Kilómetros – Marcelo Luján


Querés saber cuánto falta para llegar. Lo preguntás una y otra vez, impaciente. Cuánto cuánto cuánto. Tu insistencia te convierte en un nene de esos insoportables que no paran de agobiar. Pero ya no sos un nene. Y cuando lo fuiste molestabas poco. Pero ya no lo sos. Hace mucho que dejaste de serlo. Cuánto cuánto. Pensás —para entretenerte— que no te disgustaría regresar a los siete años.
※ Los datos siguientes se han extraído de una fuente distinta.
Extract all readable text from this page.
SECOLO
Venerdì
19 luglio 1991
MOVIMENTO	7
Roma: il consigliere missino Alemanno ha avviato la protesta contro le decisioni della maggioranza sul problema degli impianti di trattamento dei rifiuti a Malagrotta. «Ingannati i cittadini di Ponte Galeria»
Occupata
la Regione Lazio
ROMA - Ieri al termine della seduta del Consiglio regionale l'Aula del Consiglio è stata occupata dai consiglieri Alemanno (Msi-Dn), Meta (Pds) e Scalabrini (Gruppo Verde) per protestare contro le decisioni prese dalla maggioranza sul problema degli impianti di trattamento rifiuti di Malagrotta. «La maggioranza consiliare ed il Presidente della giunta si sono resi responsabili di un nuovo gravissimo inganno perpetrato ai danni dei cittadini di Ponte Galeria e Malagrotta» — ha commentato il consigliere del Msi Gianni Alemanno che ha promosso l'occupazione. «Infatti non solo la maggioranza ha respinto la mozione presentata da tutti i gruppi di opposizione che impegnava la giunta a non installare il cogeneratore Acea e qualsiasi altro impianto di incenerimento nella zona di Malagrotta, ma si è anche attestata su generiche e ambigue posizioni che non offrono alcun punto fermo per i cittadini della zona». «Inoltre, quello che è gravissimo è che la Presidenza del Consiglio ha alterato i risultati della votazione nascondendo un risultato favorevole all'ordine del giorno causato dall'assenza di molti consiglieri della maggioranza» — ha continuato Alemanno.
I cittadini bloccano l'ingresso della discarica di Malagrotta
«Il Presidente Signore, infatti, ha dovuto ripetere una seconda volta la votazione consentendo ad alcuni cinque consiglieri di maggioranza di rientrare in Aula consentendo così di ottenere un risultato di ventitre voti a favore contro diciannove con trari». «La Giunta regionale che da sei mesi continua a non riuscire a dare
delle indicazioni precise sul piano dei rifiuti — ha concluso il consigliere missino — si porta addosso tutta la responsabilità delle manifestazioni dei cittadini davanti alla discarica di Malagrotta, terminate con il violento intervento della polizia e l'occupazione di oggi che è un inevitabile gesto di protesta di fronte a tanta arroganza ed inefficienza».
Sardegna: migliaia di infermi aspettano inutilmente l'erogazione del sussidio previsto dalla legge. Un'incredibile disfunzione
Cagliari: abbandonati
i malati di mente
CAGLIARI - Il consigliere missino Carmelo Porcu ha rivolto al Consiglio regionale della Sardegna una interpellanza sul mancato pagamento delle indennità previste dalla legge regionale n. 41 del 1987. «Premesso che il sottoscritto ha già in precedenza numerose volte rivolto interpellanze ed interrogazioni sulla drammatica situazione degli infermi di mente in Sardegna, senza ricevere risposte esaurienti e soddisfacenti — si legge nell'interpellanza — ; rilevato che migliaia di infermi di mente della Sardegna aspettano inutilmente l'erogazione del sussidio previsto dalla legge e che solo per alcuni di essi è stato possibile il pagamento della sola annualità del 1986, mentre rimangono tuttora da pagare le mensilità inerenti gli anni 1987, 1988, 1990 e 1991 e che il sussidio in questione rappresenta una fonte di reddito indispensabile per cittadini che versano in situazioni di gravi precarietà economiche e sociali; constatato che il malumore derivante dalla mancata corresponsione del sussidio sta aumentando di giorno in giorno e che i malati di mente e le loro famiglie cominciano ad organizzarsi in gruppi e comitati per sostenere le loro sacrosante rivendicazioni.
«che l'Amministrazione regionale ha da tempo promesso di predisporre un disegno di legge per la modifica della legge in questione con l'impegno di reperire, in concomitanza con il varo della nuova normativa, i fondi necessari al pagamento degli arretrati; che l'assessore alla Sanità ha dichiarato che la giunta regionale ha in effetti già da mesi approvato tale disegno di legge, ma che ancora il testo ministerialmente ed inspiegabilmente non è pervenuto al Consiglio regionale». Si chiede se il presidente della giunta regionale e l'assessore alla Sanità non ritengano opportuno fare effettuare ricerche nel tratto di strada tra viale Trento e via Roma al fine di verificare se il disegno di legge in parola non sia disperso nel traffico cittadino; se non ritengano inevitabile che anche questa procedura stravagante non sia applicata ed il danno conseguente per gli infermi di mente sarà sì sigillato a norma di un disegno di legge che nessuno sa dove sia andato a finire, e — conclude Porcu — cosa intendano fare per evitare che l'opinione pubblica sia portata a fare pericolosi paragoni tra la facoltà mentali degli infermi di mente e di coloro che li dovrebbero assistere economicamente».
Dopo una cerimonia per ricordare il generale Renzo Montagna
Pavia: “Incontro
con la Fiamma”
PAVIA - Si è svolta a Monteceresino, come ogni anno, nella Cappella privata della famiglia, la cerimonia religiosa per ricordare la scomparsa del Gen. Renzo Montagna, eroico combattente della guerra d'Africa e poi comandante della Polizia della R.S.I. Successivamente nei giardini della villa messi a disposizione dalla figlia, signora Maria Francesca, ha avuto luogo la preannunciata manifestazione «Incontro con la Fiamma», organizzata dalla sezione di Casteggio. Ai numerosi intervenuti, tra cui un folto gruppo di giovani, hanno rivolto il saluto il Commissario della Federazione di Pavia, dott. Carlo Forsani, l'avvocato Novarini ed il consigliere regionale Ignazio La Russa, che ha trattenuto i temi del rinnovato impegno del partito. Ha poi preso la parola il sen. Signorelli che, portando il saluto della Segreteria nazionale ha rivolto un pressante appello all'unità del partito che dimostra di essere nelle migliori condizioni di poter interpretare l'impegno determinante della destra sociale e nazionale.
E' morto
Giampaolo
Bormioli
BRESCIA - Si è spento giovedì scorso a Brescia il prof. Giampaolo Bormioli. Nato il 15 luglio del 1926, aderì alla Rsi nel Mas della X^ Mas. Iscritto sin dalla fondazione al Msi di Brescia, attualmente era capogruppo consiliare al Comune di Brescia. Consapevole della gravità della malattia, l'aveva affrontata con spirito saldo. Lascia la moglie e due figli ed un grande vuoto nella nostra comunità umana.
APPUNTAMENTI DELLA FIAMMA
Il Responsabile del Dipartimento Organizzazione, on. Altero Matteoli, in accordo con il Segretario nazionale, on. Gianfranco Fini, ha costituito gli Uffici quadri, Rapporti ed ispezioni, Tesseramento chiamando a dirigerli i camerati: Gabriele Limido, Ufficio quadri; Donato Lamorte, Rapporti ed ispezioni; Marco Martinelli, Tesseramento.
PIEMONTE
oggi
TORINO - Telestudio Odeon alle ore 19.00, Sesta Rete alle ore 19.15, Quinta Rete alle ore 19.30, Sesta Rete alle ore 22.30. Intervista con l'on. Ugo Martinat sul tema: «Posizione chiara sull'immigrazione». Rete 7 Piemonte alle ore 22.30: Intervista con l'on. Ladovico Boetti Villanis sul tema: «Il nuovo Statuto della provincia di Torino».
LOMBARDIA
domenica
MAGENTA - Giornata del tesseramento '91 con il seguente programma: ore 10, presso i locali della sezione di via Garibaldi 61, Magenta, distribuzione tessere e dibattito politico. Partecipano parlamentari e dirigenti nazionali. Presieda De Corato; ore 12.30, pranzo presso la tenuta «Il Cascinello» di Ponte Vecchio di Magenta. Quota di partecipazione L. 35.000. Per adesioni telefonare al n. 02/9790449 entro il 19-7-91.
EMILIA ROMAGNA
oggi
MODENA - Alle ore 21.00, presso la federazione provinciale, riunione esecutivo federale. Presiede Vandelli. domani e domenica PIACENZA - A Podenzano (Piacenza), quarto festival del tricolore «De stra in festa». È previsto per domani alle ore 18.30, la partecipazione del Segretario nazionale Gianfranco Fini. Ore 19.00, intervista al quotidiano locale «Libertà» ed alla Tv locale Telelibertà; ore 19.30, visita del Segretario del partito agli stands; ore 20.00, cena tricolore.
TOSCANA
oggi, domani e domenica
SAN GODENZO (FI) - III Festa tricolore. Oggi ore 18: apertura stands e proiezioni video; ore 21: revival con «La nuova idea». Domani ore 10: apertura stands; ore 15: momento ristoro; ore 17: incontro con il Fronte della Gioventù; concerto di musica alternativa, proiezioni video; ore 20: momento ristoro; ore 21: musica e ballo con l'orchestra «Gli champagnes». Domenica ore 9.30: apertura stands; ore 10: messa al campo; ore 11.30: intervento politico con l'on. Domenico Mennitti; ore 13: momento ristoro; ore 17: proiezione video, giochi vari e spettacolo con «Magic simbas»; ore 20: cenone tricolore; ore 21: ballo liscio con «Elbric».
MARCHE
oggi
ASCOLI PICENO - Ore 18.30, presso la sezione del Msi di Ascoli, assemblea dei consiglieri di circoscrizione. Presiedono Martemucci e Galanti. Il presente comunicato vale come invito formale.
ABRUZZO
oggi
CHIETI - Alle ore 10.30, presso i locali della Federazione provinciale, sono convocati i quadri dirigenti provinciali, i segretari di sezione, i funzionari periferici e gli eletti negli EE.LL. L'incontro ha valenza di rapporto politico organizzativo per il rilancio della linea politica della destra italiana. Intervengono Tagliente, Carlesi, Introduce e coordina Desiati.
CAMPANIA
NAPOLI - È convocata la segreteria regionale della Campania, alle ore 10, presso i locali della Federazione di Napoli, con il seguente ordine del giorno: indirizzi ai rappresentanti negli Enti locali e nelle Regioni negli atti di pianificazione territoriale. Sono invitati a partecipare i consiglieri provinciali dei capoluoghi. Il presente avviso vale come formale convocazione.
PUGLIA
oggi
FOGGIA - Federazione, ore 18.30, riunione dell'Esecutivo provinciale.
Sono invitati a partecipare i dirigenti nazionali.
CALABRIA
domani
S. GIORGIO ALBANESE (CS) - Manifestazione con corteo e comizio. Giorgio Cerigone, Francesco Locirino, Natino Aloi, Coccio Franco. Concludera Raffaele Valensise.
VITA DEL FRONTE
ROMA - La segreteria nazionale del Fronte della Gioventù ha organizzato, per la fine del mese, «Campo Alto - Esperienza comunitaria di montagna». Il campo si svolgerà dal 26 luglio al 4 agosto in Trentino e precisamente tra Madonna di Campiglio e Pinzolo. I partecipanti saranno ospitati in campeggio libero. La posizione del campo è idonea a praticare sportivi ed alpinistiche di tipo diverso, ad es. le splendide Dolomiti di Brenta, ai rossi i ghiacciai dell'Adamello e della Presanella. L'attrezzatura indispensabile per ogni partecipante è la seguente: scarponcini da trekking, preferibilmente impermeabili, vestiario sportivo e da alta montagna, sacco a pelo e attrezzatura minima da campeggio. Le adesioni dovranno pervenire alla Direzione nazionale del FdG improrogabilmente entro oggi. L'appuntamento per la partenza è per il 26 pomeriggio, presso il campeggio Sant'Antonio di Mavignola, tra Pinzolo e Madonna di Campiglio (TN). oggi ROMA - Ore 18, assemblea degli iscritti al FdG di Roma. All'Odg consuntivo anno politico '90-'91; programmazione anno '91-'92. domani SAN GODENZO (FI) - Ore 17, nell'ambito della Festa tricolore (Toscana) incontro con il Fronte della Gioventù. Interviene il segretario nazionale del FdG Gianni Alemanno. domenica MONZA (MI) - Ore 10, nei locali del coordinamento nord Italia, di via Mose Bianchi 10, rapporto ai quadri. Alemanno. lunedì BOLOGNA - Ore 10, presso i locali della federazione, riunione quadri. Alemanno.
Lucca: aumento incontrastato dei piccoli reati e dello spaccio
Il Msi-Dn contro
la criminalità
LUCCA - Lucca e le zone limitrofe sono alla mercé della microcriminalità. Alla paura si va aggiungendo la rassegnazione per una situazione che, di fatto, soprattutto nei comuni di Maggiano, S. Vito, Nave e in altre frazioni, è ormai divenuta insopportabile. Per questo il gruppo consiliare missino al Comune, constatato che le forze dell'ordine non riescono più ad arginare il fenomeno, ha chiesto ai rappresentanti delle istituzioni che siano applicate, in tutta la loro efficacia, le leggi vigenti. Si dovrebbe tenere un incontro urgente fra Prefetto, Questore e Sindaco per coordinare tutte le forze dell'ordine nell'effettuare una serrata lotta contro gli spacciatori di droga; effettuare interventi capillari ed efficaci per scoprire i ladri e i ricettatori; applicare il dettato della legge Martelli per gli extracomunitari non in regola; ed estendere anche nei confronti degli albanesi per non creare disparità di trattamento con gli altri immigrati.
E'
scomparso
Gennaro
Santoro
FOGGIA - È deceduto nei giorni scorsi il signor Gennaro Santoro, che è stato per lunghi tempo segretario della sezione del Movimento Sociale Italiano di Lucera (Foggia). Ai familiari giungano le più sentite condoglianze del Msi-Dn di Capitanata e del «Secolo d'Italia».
O a los nueve. A esas edades volver siempre significaba volver a casa. Recordás que para esa época la maestra de cuarto te encontró una hoja con dibujitos pornográficos. Eran garabatos absurdos que habías hecho junto a un tal Míguez, en algún momento en que la maestra se descuidó. Qué será de la vida de Míguez, te preguntás para entretenerte mientras el micro avanza con esfuerzo por una ruta desolada. El paisaje no es atractivo sino más bien reiterativo: no hay nada que puedas mirar: sólo campo y pasto y alguna vaca perdida que de lejos parece muerta. La maestra te prometió mostrarles los dibujitos a tus padres en una próxima y breve citación. Al calor de esa cimitarra en vilo, aquella buena maestra alemana con edad de jubilarse, te tuvo todo el año asustado. Míguez se reía: era medio gordito y de piel aceitunada y sus muecas lo perjudicaban bastante. Cuánto falta para llegar. Estás cansado y el viaje te parece infinito y los asientos del micro son asientos para morir. Volvés a preguntarle a tu acompañante cuánto falta para llegar, porque tu acompañante hizo este viaje mil veces y podría responderte sin siquiera mirar por la ventanilla ni consultar el reloj. Pero tu acompañante vuelve a cerrar los ojos y en posición de sueño te dice que intentes dormir, que todavía queda mucho, y que seguramente cuando eras chico volverías loca a tu madre repitiéndole mil veces cuánto falta para llegar a casa.